Scottish Hydro Electric Transmission Ltd. (SHETL) last year applied for permission to build two large metal-clad buildings, each up to 150m long, 40m wide and 22m high, to house transformers and related electrical plant for the windfarm, along with a spare converter transformer.
In April this year the planning board deferred a decision on the application pending further information about the carbon impact of the development. Work was carried out on behalf of SSE and Viking Energy Ltd by consultants BMT Cordah, whose report claims the emissions caused by building the station would be offset in no more than 49 days.
Having received that information, the planning department has asked the Scottish Environment Protection Agency (Sepa) for guidance on whether the consultants’ findings could be verified because it does not have the in-house expertise to analyse the report.

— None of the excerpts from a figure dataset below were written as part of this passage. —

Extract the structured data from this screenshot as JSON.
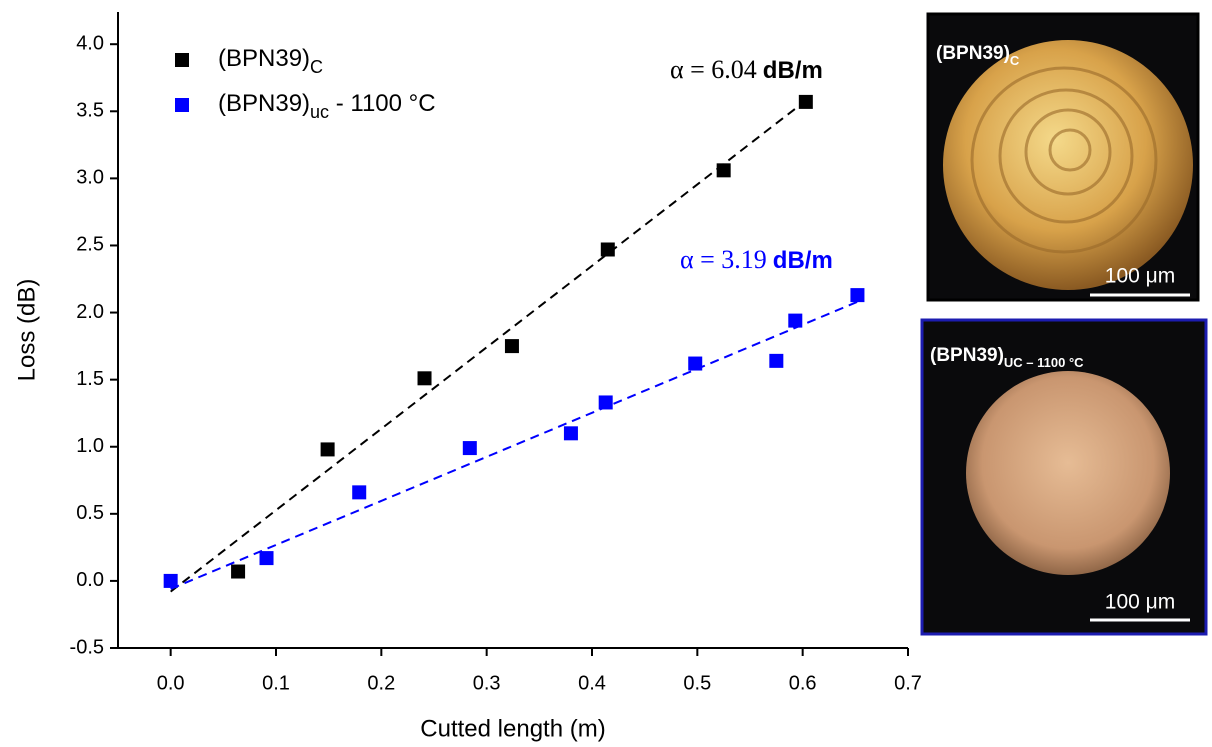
{
  "chart_data": {
    "type": "scatter",
    "x_label": "Cutted length (m)",
    "y_label": "Loss (dB)",
    "xlim": [
      -0.05,
      0.7
    ],
    "ylim": [
      -0.5,
      4.24
    ],
    "xticks": [
      {
        "value": 0,
        "label": "0.0"
      },
      0.1,
      0.2,
      0.3,
      0.4,
      0.5,
      0.6,
      0.7
    ],
    "yticks": [
      -0.5,
      {
        "value": 0,
        "label": "0.0"
      },
      0.5,
      {
        "value": 1,
        "label": "1.0"
      },
      1.5,
      {
        "value": 2,
        "label": "2.0"
      },
      2.5,
      {
        "value": 3,
        "label": "3.0"
      },
      3.5,
      {
        "value": 4,
        "label": "4.0"
      }
    ],
    "grid": false,
    "series": [
      {
        "name": "(BPN39)",
        "subscript": "C",
        "color": "#000000",
        "x": [
          0.064,
          0.149,
          0.241,
          0.324,
          0.415,
          0.525,
          0.603
        ],
        "values": [
          0.07,
          0.98,
          1.51,
          1.75,
          2.47,
          3.06,
          3.57
        ],
        "fit": {
          "x": [
            0.0,
            0.603
          ],
          "y": [
            -0.08,
            3.58
          ]
        },
        "annotation": {
          "text": "α = 6.04",
          "unit": "dB/m"
        }
      },
      {
        "name": "(BPN39)",
        "subscript": "uc",
        "suffix": " - 1100 °C",
        "color": "#0000ff",
        "x": [
          0.0,
          0.091,
          0.179,
          0.284,
          0.38,
          0.413,
          0.498,
          0.575,
          0.593,
          0.652
        ],
        "values": [
          0.0,
          0.17,
          0.66,
          0.99,
          1.1,
          1.33,
          1.62,
          1.64,
          1.94,
          2.13
        ],
        "fit": {
          "x": [
            0.0,
            0.652
          ],
          "y": [
            -0.06,
            2.08
          ]
        },
        "annotation": {
          "text": "α = 3.19",
          "unit": "dB/m"
        }
      }
    ]
  },
  "images": [
    {
      "label": "(BPN39)",
      "subscript": "C",
      "scale_bar": "100 μm"
    },
    {
      "label": "(BPN39)",
      "subscript": "UC – 1100 °C",
      "scale_bar": "100 μm"
    }
  ]
}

But in a letter to planners this week Sepa said it was still in the process of clarifying with the Scottish government its possible role as an advisory service on the carbon balance of new developments, the establishment of which “will be some time away”.

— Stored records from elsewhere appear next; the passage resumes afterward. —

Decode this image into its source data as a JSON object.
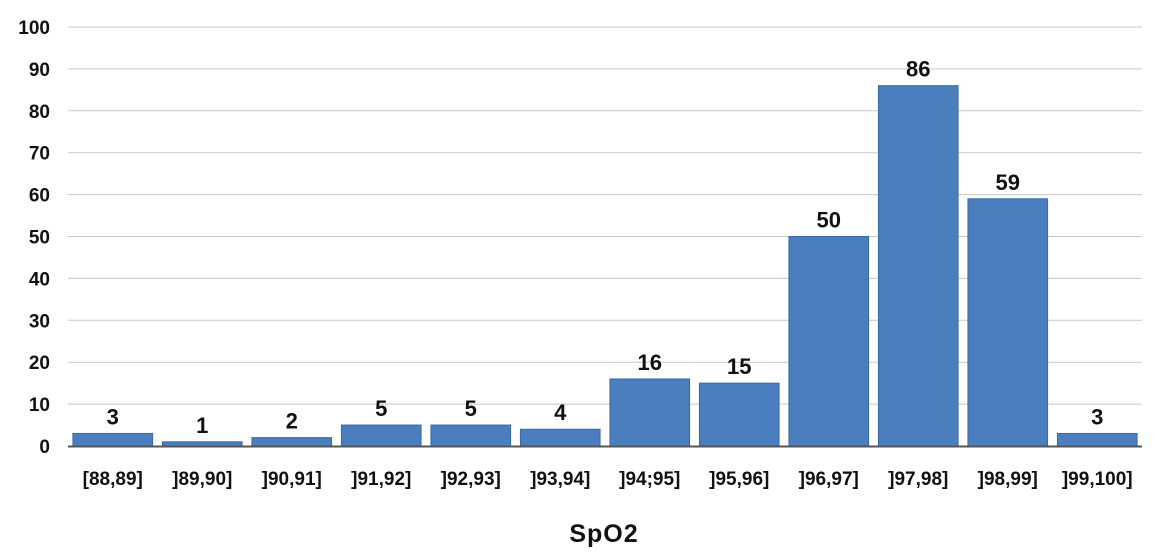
{
  "chart_data": {
    "type": "bar",
    "title": "",
    "xlabel": "SpO2",
    "ylabel": "",
    "ylim": [
      0,
      100
    ],
    "yticks": [
      0,
      10,
      20,
      30,
      40,
      50,
      60,
      70,
      80,
      90,
      100
    ],
    "grid": true,
    "legend": "none",
    "categories": [
      "[88,89]",
      "]89,90]",
      "]90,91]",
      "]91,92]",
      "]92,93]",
      "]93,94]",
      "]94;95]",
      "]95,96]",
      "]96,97]",
      "]97,98]",
      "]98,99]",
      "]99,100]"
    ],
    "values": [
      3,
      1,
      2,
      5,
      5,
      4,
      16,
      15,
      50,
      86,
      59,
      3
    ],
    "colors": {
      "bar": "#4a7ebf",
      "bar_edge": "#3a6aa5",
      "grid": "#c8c8c8",
      "axis": "#555555"
    }
  }
}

Planning official John Holden said the council would be keeping in touch with Sepa but – unless the section 36 consent application for the windfarm itself is determined in the meantime – there is little else the department can do to progress the converter application.
The consultants’ report estimates that the converter station – chiefly through the displacement of peat – could result in total losses of 131 kilotonnes (kte) of carbon dioxide, with an additional 16kte of carbon dioxide if the trench for a cable joined to the proposed interconnector cable between Shetland and the UK mainland is factored in.
The carbon dioxide savings of the windfarm, they estimate, could be 3kte of carbon dioxide per day based on the energy it generates replacing the carbon emissions of a fossil fuel mix of energy generation. That means it would take either 44 or, including the trench, 49 days to offset the carbon emissions caused by the converter station.
In a worst case scenario, the report claims, up to 50,000 cubic metres of peat could have to be extracted and the calculations “account for carbon dioxide emissions from lost peat as a result of excavation and discount the use of peat in restoration activities elsewhere”.
The report describes the estimate of carbon losses as “highly conservative” in assuming that the peat excavated is in “pristine condition, whilst in reality peat on the site will be variable in quality with large areas of modified and improved land”.
In a letter to SIC planners, SSE project manager Greig Taylor said the environmental statement “recognises that the Viking windfarm will contribute to carbon reduction in its generation of electricity from a sustainable source. At the time of application for the Kergord proposals the Viking application had not been made and the carbon payback figures could not be provided or therefore used in any detailed quantitative or cumulative assessment”.
Mr Taylor wrote: “Although these two projects are the subject of separate consent applications, neither project can go ahead without the other. The carbon losses associated with construction of the converter station can therefore reasonably be assessed as being offset by carbon savings associated with operation of the windfarm.”
Windfarm Supporters’ Group spokesman Chris Bunyan said the Viking Energy project appeared to be subject to more scrutiny than projects elsewhere in Scotland: “I don’t really understand why the Shetland planning officials seem to be so keen on digging a hole for themselves when other planning departments don’t have this problem in making decisions about large windfarms.”
But Sustainable Shetland vice-chairman Kevin Learmonth said he felt the SIC was taking a “reasonable approach” to the application and questioned the model, drawn up by the Macaulay Institute in Aberdeen, for assessing the carbon impact of windfarms.
“These projects are only being considered as a means of addressing carbon dioxide reduction,” he said. “If they can’t prove that they’re going to be substantially reducing carbon dioxide, there’s no point in doing them.”
He added: “The Scottish government [has] tendered for companies to do work on a revised carbon model for building windfarms on peat. That tends to suggest they are not entirely happy with the current model that’s there.
“It could be they think the figures can’t be relied upon at all, or it might be that the government is looking for a way out to avoid building windfarms on peat, because the figures might show it’s a net carbon emitter. It could go the other way because of industry lobbying, to re-jig the figures to get the answer that the industry wants.”